In fact, the Center for Healthcare Quality and Payment Reform (CHQPR) has outlined three broader categories of types of readmissions to focus on. They include:
- Readmissions for complications or infections arising directly from the initial hospital stay.
- Readmissions because of poorly managed transitions during discharge, such as unclear instructions from the healthcare provider.
- Readmissions because of a recurrence of a chronic condition that led to the initial hospitalization.
With respect to poorly managed transitions – and more specifically, improved communications and support for self-management – there is one solution with some proven potential for success: health coaching.
In one study of patients with chronic obstructive pulmonary disease (COPD), hospital readmissions were reduced among people who participated in health coaching: during the first month, readmissions rates were reduced by 7.5%, followed by 11% at three and six months post-discharge – the time when reduction rates peaked.
And healthcare providers are catching on to the positive effect health coaching can have on hospital readmission. Earlier this year, Newton-Wellesley Hospital in Massachusetts launched an app-based initiative to help prevent readmission in the hospital’s cardiology department. Last fall, City Health Works and Mount Sinai St. Luke’s launched a one-year pilot to help reduce readmissions for patients with congestive heart failure. In this pilot, 100 eligible Medicaid patients are receiving individualized health coaching to enable them to self-manage their conditions at home.

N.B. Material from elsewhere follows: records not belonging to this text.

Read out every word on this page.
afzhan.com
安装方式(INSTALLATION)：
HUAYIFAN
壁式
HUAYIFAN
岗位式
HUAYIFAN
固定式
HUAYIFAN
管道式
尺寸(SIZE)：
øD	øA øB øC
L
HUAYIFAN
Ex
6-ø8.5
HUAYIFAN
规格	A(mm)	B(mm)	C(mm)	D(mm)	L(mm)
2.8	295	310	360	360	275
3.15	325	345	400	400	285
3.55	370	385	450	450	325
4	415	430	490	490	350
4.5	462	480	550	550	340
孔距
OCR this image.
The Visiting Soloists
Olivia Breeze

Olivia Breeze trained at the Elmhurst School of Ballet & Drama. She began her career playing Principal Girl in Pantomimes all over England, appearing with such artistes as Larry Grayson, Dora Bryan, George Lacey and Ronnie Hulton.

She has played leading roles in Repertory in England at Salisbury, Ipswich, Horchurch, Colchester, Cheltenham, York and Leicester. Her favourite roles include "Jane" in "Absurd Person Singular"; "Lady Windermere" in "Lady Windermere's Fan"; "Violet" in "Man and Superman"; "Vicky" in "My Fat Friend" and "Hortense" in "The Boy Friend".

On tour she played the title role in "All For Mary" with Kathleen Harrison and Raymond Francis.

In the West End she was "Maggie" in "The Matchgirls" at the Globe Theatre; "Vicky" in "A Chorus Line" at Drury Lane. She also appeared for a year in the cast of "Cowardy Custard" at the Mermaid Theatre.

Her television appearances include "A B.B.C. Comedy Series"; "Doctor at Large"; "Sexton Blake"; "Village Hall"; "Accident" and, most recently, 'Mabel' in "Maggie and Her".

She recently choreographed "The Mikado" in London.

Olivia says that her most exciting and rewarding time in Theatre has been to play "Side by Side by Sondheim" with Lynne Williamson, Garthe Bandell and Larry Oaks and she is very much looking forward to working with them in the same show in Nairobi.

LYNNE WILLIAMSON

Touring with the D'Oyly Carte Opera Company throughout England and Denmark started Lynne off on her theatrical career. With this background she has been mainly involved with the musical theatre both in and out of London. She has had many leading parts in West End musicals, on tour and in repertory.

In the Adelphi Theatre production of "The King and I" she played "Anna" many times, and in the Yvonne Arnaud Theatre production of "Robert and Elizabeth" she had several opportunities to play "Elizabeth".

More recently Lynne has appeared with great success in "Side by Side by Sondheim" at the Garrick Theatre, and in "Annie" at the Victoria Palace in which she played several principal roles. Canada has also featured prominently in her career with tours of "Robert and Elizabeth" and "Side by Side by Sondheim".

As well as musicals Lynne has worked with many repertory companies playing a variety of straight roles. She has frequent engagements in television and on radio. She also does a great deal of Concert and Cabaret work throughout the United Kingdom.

As more hospitals and healthcare systems are catching on to the power of health coaching, it’s important to understand the role this level of care can play in patients’ lives, both in and out of the hospital. The accountability and trust may be the missing piece that patients can benefit from when they need help the most.
This article is not intended to substitute for informed medical advice. You should not use this information to diagnose or treat a health problem or condition. Always check with your doctor before changing your diet, altering your sleep habits, taking supplements, or starting a new fitness routine.